Ganguly Debasis, Deleris Léa A, Mac Aonghusa Pol, Wright Alison J, Finnerty Ailbhe N, Norris Emma, Marques Marta M, Michie Susan
IBM Research, Dublin, Ireland.
Centre for Behaviour Change, University College London, UK.
Stud Health Technol Inform. 2018;247:680-684.
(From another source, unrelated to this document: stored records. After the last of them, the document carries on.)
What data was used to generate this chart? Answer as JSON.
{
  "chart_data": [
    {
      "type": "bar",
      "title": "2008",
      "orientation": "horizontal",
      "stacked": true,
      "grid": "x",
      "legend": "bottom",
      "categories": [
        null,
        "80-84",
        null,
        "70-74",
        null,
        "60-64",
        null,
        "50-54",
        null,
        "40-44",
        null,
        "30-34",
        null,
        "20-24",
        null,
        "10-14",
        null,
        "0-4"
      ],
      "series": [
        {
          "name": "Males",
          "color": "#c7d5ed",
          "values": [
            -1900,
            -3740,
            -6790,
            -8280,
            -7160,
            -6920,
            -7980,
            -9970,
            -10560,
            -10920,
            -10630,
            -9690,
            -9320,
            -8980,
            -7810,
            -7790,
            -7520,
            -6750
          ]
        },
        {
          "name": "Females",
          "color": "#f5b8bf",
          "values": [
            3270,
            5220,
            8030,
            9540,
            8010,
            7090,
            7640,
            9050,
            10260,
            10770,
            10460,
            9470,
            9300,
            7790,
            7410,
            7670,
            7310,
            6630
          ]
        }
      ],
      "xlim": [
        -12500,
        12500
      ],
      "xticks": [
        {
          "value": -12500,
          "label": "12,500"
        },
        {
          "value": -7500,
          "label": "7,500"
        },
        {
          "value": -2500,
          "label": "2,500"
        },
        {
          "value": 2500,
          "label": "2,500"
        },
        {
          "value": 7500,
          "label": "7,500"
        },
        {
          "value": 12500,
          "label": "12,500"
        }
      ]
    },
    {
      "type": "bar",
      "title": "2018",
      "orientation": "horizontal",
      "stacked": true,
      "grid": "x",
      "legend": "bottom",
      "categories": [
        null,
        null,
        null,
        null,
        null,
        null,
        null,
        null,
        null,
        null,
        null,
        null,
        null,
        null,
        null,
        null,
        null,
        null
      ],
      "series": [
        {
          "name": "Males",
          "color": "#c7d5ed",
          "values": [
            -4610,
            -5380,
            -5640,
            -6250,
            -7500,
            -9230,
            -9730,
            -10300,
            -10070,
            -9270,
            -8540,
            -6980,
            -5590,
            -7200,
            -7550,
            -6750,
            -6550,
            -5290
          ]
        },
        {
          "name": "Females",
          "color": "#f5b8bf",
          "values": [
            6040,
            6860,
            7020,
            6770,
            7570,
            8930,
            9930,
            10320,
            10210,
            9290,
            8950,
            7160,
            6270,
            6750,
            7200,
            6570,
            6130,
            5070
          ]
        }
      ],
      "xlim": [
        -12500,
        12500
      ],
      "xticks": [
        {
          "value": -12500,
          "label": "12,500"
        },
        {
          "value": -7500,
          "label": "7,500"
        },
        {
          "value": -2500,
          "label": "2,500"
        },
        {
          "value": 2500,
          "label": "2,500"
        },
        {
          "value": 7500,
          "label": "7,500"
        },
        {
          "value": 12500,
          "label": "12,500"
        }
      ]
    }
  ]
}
This paper describes our approach to construct a scalable system for unsupervised information extraction from the behaviour change intervention literature. Due to the many different types of attribute to be extracted, we adopt a passage retrieval based framework that provides the most likely value for an attribute. Our proposed method is capable of addressing variable length passage sizes and different validation criteria for the extracted values corresponding to each attribute to be found. We evaluate our approach by constructing a manually annotated ground-truth from a set of 50 research papers with reported studies on smoking cessation.
本文描述了我们构建一个可扩展系统的方法,该系统用于从行为改变干预文献中进行无监督信息提取。由于要提取的属性类型众多,我们采用了基于段落检索的框架,该框架可为属性提供最可能的值。我们提出的方法能够处理可变长度的段落大小以及针对要查找的每个属性所提取值的不同验证标准。我们通过从一组50篇关于戒烟的研究报告的研究论文中构建人工标注的真值来评估我们的方法。